The main driving force behind this anomaly was the continuous inflow of institutional ETF funds. Data shows that on April 20, 2026, ETF trading volume share for IBIT and other ETFs reached as high as 76.67%, indicating large institutional funds were continuously buying BTC during this period. Meanwhile, the exchange’s BTC balance continued to decline, dropping below 2.3 million coins, the lowest level since 2018. The tightening spot liquidity significantly enhanced the marginal upward pressure on prices from buying demand.

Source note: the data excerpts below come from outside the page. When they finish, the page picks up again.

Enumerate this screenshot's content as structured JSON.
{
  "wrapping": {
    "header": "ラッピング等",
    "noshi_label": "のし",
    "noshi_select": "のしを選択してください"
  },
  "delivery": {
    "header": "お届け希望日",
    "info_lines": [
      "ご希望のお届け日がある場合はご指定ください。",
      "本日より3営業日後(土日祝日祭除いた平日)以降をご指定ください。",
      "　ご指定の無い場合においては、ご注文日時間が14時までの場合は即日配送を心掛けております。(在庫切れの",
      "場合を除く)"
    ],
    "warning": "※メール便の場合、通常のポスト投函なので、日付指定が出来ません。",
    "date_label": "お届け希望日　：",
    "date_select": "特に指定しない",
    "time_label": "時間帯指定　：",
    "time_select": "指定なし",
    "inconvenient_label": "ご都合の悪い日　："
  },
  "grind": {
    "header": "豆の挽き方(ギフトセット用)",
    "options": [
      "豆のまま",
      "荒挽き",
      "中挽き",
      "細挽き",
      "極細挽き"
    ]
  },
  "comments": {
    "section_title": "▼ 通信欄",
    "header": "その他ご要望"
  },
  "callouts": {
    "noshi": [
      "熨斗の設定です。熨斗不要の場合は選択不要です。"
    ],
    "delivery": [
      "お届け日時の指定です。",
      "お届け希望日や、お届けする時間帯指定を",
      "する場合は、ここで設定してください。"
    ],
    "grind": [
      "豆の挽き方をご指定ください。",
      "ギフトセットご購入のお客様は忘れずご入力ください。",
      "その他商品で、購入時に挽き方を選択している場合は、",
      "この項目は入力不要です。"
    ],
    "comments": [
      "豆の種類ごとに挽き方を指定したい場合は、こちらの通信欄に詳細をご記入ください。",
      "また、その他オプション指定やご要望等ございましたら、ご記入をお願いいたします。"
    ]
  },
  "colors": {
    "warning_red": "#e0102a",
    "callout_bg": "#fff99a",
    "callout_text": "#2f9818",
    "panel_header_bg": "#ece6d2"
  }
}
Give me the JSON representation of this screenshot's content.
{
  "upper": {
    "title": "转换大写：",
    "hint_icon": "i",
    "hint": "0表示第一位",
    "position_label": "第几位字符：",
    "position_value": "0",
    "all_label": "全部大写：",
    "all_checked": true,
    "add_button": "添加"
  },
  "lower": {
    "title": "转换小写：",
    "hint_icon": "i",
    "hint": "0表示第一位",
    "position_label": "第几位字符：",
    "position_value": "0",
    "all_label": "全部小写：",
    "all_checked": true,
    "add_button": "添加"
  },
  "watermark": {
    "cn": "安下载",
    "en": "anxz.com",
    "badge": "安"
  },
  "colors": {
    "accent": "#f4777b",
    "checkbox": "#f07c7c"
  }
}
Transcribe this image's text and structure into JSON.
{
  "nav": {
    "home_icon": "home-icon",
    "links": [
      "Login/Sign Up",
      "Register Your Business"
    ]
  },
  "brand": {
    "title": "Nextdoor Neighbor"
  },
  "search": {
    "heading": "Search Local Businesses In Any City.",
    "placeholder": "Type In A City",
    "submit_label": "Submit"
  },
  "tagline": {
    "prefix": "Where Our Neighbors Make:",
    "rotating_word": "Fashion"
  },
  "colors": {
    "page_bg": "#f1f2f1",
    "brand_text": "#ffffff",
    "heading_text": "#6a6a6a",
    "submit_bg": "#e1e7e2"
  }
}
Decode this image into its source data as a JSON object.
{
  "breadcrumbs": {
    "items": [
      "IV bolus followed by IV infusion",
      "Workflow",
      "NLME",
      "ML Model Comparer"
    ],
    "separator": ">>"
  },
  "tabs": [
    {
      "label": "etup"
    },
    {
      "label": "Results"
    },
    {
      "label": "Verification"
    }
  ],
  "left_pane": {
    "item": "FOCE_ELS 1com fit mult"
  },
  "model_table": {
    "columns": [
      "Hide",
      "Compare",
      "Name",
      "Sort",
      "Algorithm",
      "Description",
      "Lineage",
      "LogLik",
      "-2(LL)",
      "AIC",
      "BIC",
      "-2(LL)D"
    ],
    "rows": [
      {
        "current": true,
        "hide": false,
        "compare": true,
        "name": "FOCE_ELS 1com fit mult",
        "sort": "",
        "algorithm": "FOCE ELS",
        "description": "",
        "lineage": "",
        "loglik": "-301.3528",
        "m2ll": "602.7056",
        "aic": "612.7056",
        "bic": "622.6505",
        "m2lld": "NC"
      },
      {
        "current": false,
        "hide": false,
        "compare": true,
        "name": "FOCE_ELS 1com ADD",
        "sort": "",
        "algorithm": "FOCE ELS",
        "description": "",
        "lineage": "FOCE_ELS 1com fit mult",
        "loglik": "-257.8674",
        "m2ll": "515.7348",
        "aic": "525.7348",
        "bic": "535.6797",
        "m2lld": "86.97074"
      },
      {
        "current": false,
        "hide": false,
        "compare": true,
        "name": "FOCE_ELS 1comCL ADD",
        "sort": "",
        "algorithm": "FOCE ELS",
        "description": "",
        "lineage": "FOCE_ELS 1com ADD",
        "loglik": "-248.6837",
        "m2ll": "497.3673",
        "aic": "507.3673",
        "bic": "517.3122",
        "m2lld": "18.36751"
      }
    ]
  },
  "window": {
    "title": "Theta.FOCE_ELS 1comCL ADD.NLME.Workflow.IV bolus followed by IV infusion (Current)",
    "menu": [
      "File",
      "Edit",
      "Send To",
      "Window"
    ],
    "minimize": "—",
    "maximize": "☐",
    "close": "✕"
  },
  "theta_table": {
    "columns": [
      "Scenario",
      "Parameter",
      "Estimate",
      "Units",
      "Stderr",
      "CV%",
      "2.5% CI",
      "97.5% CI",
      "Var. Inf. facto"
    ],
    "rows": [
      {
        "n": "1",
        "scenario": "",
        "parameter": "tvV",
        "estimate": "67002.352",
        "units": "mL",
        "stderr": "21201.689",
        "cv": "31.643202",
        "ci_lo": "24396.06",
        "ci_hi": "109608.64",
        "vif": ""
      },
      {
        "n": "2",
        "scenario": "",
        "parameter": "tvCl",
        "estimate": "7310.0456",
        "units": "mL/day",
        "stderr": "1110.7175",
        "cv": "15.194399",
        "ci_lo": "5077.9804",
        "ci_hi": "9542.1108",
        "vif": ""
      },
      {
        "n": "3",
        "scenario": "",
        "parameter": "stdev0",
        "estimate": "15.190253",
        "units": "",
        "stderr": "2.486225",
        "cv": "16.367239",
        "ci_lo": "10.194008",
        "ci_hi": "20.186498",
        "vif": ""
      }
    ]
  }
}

Additionally, a resonance effect was formed by moderate leverage fund inflows in the derivatives market combined with spot buying. BTC futures open interest reached $56.58 billion, with high leverage levels. The absence of extreme fluctuations in funding rates suggests that bullish and bearish forces are relatively balanced. The sustained inflow of leveraged long positions amplified the upward potential of the price. Furthermore, market expectations of progress in US crypto regulation legislation and easing geopolitical conflicts increased, boosting short-term demand for BTC driven by risk aversion.
Caution is needed regarding short-term volatility risks. Currently, spot trading volume and market depth are declining, meaning large fund flows have a greater impact on prices. Subsequent fund withdrawals could trigger rapid corrections. It is recommended to monitor institutional ETF fund flows, regulatory policy developments, and changes in key support and resistance levels.